Working collaboratively with Prodigy

hi @kushal_pythonist!

Thanks for your question.

First, it's important to determine the "what" you'll be labeling:

Here's more of the "how" to implement your project.

First, if your annotators are on the same network (e.g., server), check out our documentation on named multi-user sessions. You can start a Prodigy session as you would normally:

python prodigy ner.manual ner_news_headlines blank:en ./news_headlines.jsonl --label PERSON,ORG,PRODUCT,LOCATION

✨ Starting the web server at http://localhost:8080 ...
Open the app in your browser and start annotating!

To create a custom named session, add ?session=xxx to the annotation app URL. For example, annotator Alex may access a running Prodigy project via http://localhost:8080/?session=alex. Internally, this will request and send back annotations with a session identifier consisting of the current dataset name and the session ID – for example, ner_person-alex. Every time annotator Alex labels examples for this dataset, their annotations will be associated with this session identifier.

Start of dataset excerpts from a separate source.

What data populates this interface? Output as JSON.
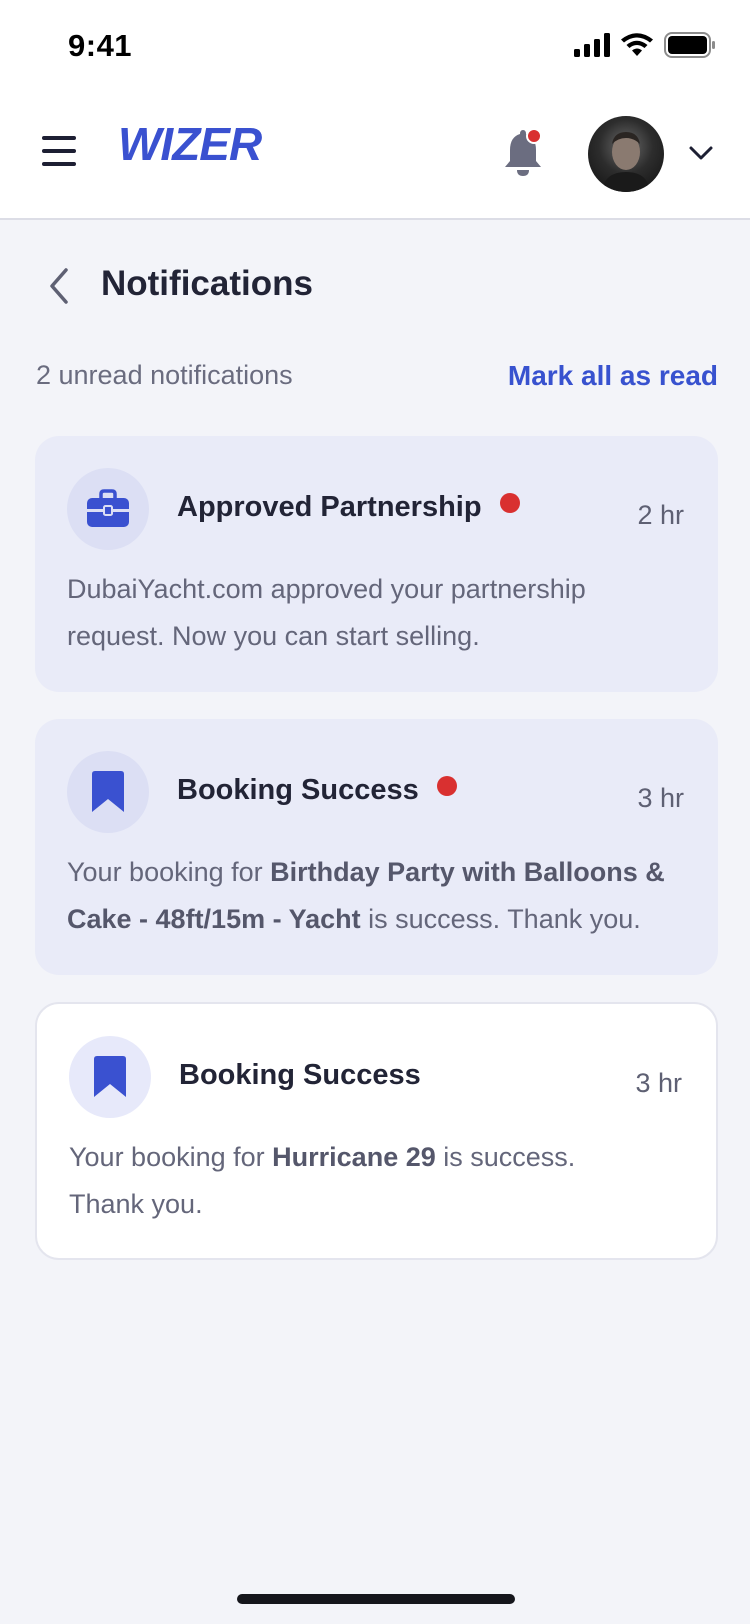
{
  "status_bar": {
    "time": "9:41"
  },
  "header": {
    "brand": "WIZER",
    "brand_color": "#3a51d0",
    "icons": [
      "menu-icon",
      "bell-icon",
      "chevron-down-icon"
    ]
  },
  "page": {
    "title": "Notifications",
    "unread_summary": "2 unread notifications",
    "mark_all_label": "Mark all as read"
  },
  "notifications": [
    {
      "icon": "briefcase-icon",
      "title": "Approved Partnership",
      "unread": true,
      "time": "2 hr",
      "body_parts": [
        "DubaiYacht.com approved your partnership request. Now you can start selling."
      ]
    },
    {
      "icon": "bookmark-icon",
      "title": "Booking Success",
      "unread": true,
      "time": "3 hr",
      "body_prefix": "Your booking for ",
      "body_bold": "Birthday Party with Balloons & Cake - 48ft/15m - Yacht",
      "body_suffix": " is success. Thank you."
    },
    {
      "icon": "bookmark-icon",
      "title": "Booking Success",
      "unread": false,
      "time": "3 hr",
      "body_prefix": "Your booking for ",
      "body_bold": "Hurricane 29",
      "body_suffix": " is success. Thank you."
    }
  ],
  "colors": {
    "accent": "#3852cf",
    "unread_dot": "#d93030",
    "unread_card_bg": "#e9ebf8",
    "read_card_bg": "#ffffff"
  }
}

The "feed_overlap" setting in your prodigy.json or recipe config lets you configure how examples should be sent out across multiple sessions. If true, each example in the dataset will be sent out once for each session, so you’ll end up with overlapping annotations (e.g. one per example per annotator). Setting "feed_overlap" to false will send out each example in the data once to whoever is available. As a result, your data will have each example labelled only once in total.

As of v1.8.0, the PRODIGY_ALLOWED_SESSIONS environment variable lets you define comma-separated string names of sessions that are allowed to be set via the app. For instance, PRODIGY_ALLOWED_SESSIONS=alex,jo would only allow ?session=alex and ?session=jo, and other parameters would raise an error.

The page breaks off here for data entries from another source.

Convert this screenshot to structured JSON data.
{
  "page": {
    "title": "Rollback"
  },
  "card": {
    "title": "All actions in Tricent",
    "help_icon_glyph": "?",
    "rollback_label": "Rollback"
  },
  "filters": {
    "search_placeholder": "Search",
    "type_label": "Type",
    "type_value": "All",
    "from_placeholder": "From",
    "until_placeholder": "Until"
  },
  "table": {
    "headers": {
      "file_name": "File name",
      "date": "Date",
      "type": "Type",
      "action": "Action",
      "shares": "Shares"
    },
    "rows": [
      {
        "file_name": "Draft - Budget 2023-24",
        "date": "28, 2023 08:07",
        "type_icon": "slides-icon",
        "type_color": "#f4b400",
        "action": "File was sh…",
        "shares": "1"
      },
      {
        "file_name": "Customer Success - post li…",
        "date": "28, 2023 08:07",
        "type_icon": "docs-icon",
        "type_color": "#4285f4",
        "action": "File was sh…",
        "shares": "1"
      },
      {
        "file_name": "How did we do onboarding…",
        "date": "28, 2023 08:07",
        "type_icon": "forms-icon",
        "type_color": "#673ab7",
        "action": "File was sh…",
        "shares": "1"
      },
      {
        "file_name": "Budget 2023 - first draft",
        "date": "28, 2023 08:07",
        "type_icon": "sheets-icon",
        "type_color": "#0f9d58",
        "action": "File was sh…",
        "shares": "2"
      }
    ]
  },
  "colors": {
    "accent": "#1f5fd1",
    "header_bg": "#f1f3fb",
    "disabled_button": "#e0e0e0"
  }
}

An alternative approach is where you have one session with a unique port and dataset for each annotator:

This is harder to manage manually when you go beyond a few annotators. Some community members have found using tools like tmux to help:

Second, if you're running on this on a different machine than what your annotators are on, you'll need to modify the host, changing Prodigy Host to "0.0.0.0" from localhost.

To do this, you'll need to modify the configuration in the prodigy.json file or setting the environment variable for PRODIGY_HOST.

As mentioned, for production setups, you may want to consider reverse proxies. Also, be aware that you may have to handle firewalls or other issues depending on your server setup.

Developing comprehensive guidelines for working collaboratively is hard, because a lot of design decisions depend on the unique network setup. There are many server posts. and cloud posts like aws or google-cloud that may help depending on your setup.

Hope this helps!